For the current study, the investigators examined data on 39,546 patients without implanted devices who underwent cardiac surgery at the Cleveland Clinic between January 1996 and January 2008. In all, 2.8% required pacemaker implantation and 1.3% required ICD implantation after the operation, although rates varied substantially depending on the type of operation. The rate of device implantation also became increasingly frequent with each redo operation, reaching over 20% for patients undergoing a fifth repeat surgery.

Risk factors associated with the need for implantation included older age, LV dysfunction, valvular disease, a history of syncope, preoperative A-fib, and prior cardiac surgery.

Of note, survival differences emerged between patients who required a device after surgery and those who didn’t. After propensity adjustment, patients with a device were less likely than those without a device to die within the first year of follow-up (HR 0.38; 95% CI 0.22-0.65) but more likely to die beyond 1 year (HR 1.3; 95% CI 1.2-1.5).

Tarakji said the survival differences were a little surprising and raise some hypotheses that need to be tested. The early advantage for patients with devices could be indicative of the need to monitor rhythms longer after operations to ensure that all patients who require support receive it, he said.

Different issues are raised by the long-term survival disadvantage among device-implanted patients, according to Tarakji. Decisions about who should get a device are made shortly after the operation, but the situation can change over time, he noted. It could be that someone who initially requires pacing of the right ventricle no longer needs it a few weeks later, he said, adding that unnecessary pacing can be detrimental to patients. The disadvantage in long-term survival could also be related to complications like infections associated with battery changes, device changes, and upgrades, he pointed out.

Those findings, though hypothesis-generating, highlight the importance of careful follow-up for patients, Tarakji said. “Not only do they need to be followed up with a cardiologist but also with an electrophysiologist [who can] reassess their device, reassess their patient needs, and make the necessary adjustment if appropriate.”

‘Extremely Valuable Data’

Commenting for TCTMD in an email, Isaac George, MD (Columbia University Medical Center, New York, NY), called this analysis “a very comprehensive and enlightening study regarding the need for a device after cardiac surgery. . . . This is extremely valuable data that should be used as benchmark data, particularly in the setting of evolving transcatheter therapies.”  
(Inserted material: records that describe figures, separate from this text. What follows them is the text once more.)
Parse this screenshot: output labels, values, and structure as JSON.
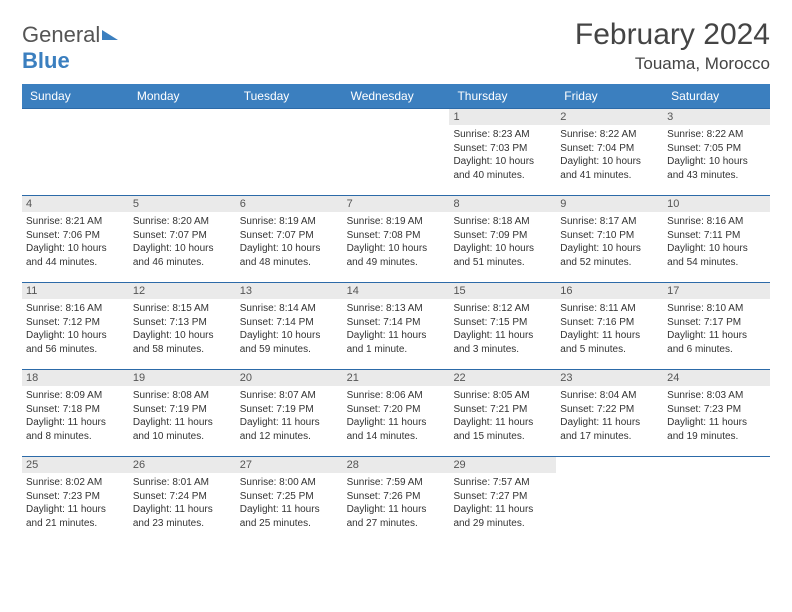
{
  "brand": {
    "part1": "General",
    "part2": "Blue"
  },
  "title": "February 2024",
  "subtitle": "Touama, Morocco",
  "colors": {
    "header_bg": "#3b7fbf",
    "header_text": "#ffffff",
    "week_border": "#2c6aa8",
    "daynum_bg": "#eaeaea",
    "text": "#333333"
  },
  "day_headers": [
    "Sunday",
    "Monday",
    "Tuesday",
    "Wednesday",
    "Thursday",
    "Friday",
    "Saturday"
  ],
  "weeks": [
    [
      {
        "n": "",
        "sr": "",
        "ss": "",
        "dl": ""
      },
      {
        "n": "",
        "sr": "",
        "ss": "",
        "dl": ""
      },
      {
        "n": "",
        "sr": "",
        "ss": "",
        "dl": ""
      },
      {
        "n": "",
        "sr": "",
        "ss": "",
        "dl": ""
      },
      {
        "n": "1",
        "sr": "Sunrise: 8:23 AM",
        "ss": "Sunset: 7:03 PM",
        "dl": "Daylight: 10 hours and 40 minutes."
      },
      {
        "n": "2",
        "sr": "Sunrise: 8:22 AM",
        "ss": "Sunset: 7:04 PM",
        "dl": "Daylight: 10 hours and 41 minutes."
      },
      {
        "n": "3",
        "sr": "Sunrise: 8:22 AM",
        "ss": "Sunset: 7:05 PM",
        "dl": "Daylight: 10 hours and 43 minutes."
      }
    ],
    [
      {
        "n": "4",
        "sr": "Sunrise: 8:21 AM",
        "ss": "Sunset: 7:06 PM",
        "dl": "Daylight: 10 hours and 44 minutes."
      },
      {
        "n": "5",
        "sr": "Sunrise: 8:20 AM",
        "ss": "Sunset: 7:07 PM",
        "dl": "Daylight: 10 hours and 46 minutes."
      },
      {
        "n": "6",
        "sr": "Sunrise: 8:19 AM",
        "ss": "Sunset: 7:07 PM",
        "dl": "Daylight: 10 hours and 48 minutes."
      },
      {
        "n": "7",
        "sr": "Sunrise: 8:19 AM",
        "ss": "Sunset: 7:08 PM",
        "dl": "Daylight: 10 hours and 49 minutes."
      },
      {
        "n": "8",
        "sr": "Sunrise: 8:18 AM",
        "ss": "Sunset: 7:09 PM",
        "dl": "Daylight: 10 hours and 51 minutes."
      },
      {
        "n": "9",
        "sr": "Sunrise: 8:17 AM",
        "ss": "Sunset: 7:10 PM",
        "dl": "Daylight: 10 hours and 52 minutes."
      },
      {
        "n": "10",
        "sr": "Sunrise: 8:16 AM",
        "ss": "Sunset: 7:11 PM",
        "dl": "Daylight: 10 hours and 54 minutes."
      }
    ],
    [
      {
        "n": "11",
        "sr": "Sunrise: 8:16 AM",
        "ss": "Sunset: 7:12 PM",
        "dl": "Daylight: 10 hours and 56 minutes."
      },
      {
        "n": "12",
        "sr": "Sunrise: 8:15 AM",
        "ss": "Sunset: 7:13 PM",
        "dl": "Daylight: 10 hours and 58 minutes."
      },
      {
        "n": "13",
        "sr": "Sunrise: 8:14 AM",
        "ss": "Sunset: 7:14 PM",
        "dl": "Daylight: 10 hours and 59 minutes."
      },
      {
        "n": "14",
        "sr": "Sunrise: 8:13 AM",
        "ss": "Sunset: 7:14 PM",
        "dl": "Daylight: 11 hours and 1 minute."
      },
      {
        "n": "15",
        "sr": "Sunrise: 8:12 AM",
        "ss": "Sunset: 7:15 PM",
        "dl": "Daylight: 11 hours and 3 minutes."
      },
      {
        "n": "16",
        "sr": "Sunrise: 8:11 AM",
        "ss": "Sunset: 7:16 PM",
        "dl": "Daylight: 11 hours and 5 minutes."
      },
      {
        "n": "17",
        "sr": "Sunrise: 8:10 AM",
        "ss": "Sunset: 7:17 PM",
        "dl": "Daylight: 11 hours and 6 minutes."
      }
    ],
    [
      {
        "n": "18",
        "sr": "Sunrise: 8:09 AM",
        "ss": "Sunset: 7:18 PM",
        "dl": "Daylight: 11 hours and 8 minutes."
      },
      {
        "n": "19",
        "sr": "Sunrise: 8:08 AM",
        "ss": "Sunset: 7:19 PM",
        "dl": "Daylight: 11 hours and 10 minutes."
      },
      {
        "n": "20",
        "sr": "Sunrise: 8:07 AM",
        "ss": "Sunset: 7:19 PM",
        "dl": "Daylight: 11 hours and 12 minutes."
      },
      {
        "n": "21",
        "sr": "Sunrise: 8:06 AM",
        "ss": "Sunset: 7:20 PM",
        "dl": "Daylight: 11 hours and 14 minutes."
      },
      {
        "n": "22",
        "sr": "Sunrise: 8:05 AM",
        "ss": "Sunset: 7:21 PM",
        "dl": "Daylight: 11 hours and 15 minutes."
      },
      {
        "n": "23",
        "sr": "Sunrise: 8:04 AM",
        "ss": "Sunset: 7:22 PM",
        "dl": "Daylight: 11 hours and 17 minutes."
      },
      {
        "n": "24",
        "sr": "Sunrise: 8:03 AM",
        "ss": "Sunset: 7:23 PM",
        "dl": "Daylight: 11 hours and 19 minutes."
      }
    ],
    [
      {
        "n": "25",
        "sr": "Sunrise: 8:02 AM",
        "ss": "Sunset: 7:23 PM",
        "dl": "Daylight: 11 hours and 21 minutes."
      },
      {
        "n": "26",
        "sr": "Sunrise: 8:01 AM",
        "ss": "Sunset: 7:24 PM",
        "dl": "Daylight: 11 hours and 23 minutes."
      },
      {
        "n": "27",
        "sr": "Sunrise: 8:00 AM",
        "ss": "Sunset: 7:25 PM",
        "dl": "Daylight: 11 hours and 25 minutes."
      },
      {
        "n": "28",
        "sr": "Sunrise: 7:59 AM",
        "ss": "Sunset: 7:26 PM",
        "dl": "Daylight: 11 hours and 27 minutes."
      },
      {
        "n": "29",
        "sr": "Sunrise: 7:57 AM",
        "ss": "Sunset: 7:27 PM",
        "dl": "Daylight: 11 hours and 29 minutes."
      },
      {
        "n": "",
        "sr": "",
        "ss": "",
        "dl": ""
      },
      {
        "n": "",
        "sr": "",
        "ss": "",
        "dl": ""
      }
    ]
  ]
}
The analysis of risk factors for device implantation “unfortunately does not provide much useful information as to who will or will not require a device, as the data do not have enough granularity to investigate this on an anatomic level,” he said. “However, further studies mapping out how anatomical, pathological, and surgical details affect this primary outcome will be interesting and very useful in the development of transcatheter techniques as well as for refinement of surgical technique.”

The findings also “suggest that pacemaker rates in recent valve studies may suffer from too much medicine,” he said. “In an effort to minimize length of stay and treat conduction disturbances early, we implant early. The approach of waiting and watching, as is done more frequently in clinical practice and in surgical valve replacement, may reduce implantation but at the cost of a longer hospital stay.”

It is difficult to interpret the clinical impact of device implantation because of the lack of data on long-term cardiac function and the need for a device after discharge, George pointed out.

“Nonetheless,” he concluded, “this is an excellent review of a large series that provides a nice overview of the topic.”

Sources
  • Wiggins NB, Chong DT, Houghtaling PL, et al. Incidence, indications, risk factors, and survival of patients undergoing cardiac implantable electronic device implantation after open heart surgery. Europace. 2016;Epub ahead of print.

Disclosures
  • Wiggins and George report no relevant conflicts of interest.
  • Tarakji reports receiving speaking fees from Medtronic and Spectranetics.